Speaking about social consequences of the technological revolution, Oksana Sinyavskaya, Deputy Director of the Institute of Social Policy at the Higher School of Economics, said that in Russia, there still remains a dilemma: either to create a social state or to develop the economy. In her opinion, this is a false alternative. “The Western countries came to understand that the market itself does not allow either to increase economic growth or to solve social problems. Inequality in incomes is perceived as a threat to development,” she said. According to Sinyavskaya, the focus of the government's priorities in Russia has not move toward the protection of consumers rights, private investors, workers, and, perhaps most importantly, toward priority investments in early education and medical care. Without this, the social readiness of Russia for the future is sharply reduced. “We rely on resources, not on human capital, and this is our failure. Problems of inequality threaten development, they cannot be solved without the state, and this has already been realized in the West. And in the new technological mode, the role of social policies will only increase: the state should equalize the starting conditions for the people,” the expert believes.

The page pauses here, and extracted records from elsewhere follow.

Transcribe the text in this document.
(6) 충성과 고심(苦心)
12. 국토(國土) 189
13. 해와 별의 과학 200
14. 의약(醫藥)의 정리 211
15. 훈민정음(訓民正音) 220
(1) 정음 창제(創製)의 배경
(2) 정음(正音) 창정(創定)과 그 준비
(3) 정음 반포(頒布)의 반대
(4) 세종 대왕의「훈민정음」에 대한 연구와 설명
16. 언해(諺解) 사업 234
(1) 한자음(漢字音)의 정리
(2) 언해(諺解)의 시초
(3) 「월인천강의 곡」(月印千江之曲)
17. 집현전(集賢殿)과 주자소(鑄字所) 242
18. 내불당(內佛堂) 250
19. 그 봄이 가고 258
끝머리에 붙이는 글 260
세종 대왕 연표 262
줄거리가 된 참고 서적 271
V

Viktor Morozov, director of the PwC Risk Analysis and Control Department in Russia, said that we are experiencing the fourth technological revolution, the essence of which is automation of entire ecosystems. Speaking about the challenges to social stability, he cited statistical data: 58% of Russian consumers believe that robotics is useful for society, and 25% hold the opposite opinion. At the same time, 58% of managers plan to reduce staff in connection with robotization, and the staff increase is planned only by 16%. But 67% of executives believe that robotics will create new opportunities for employees.
Vladislav Shershulsky, Director for Advanced Technologies, Microsoft Russia, dedicated his speech to the ethical issues of technological progress. “Business objectives are to help employees to adapt to the digital environment and create a new generation of ethical automated systems. The state’s task is to invest in social problems solving and to form the regulatory framework that regulates the digital environment and communication with robots,” he said. He also recalled the concept of information ethics by Luciano Floridi, and discussed the idea of moving to a new macroeconomic development model, where consumers make multiple micropayments for improving the quality of the living environment.
The subsequent debates were centered on how developers of new technologies can co-exist with the desire of economists to receive a 100% payback in the shortest possible time. Problems of possible information and cognitive inequality were also discussed. According to one of the participants, this is what prevents the development of technologies in Russia. Yevgeny Kuznetsov noted that the era of engineers was over and the production process is now managed by the entrepreneur. “Any investor should understand how a technical solution will be incorporated into the business,” he said.
In conclusion, Yevgeny Kuznetsov said: “We are witnessing the first technological revolution which the global community is entering consciously, discussing the social consequences of the new mode of life even before it comes. This gives ground for optimism that social and human sciences will develop and will not be left behind by the natural and technical sciences. And so far, the social and humanitarian tools are still weak.”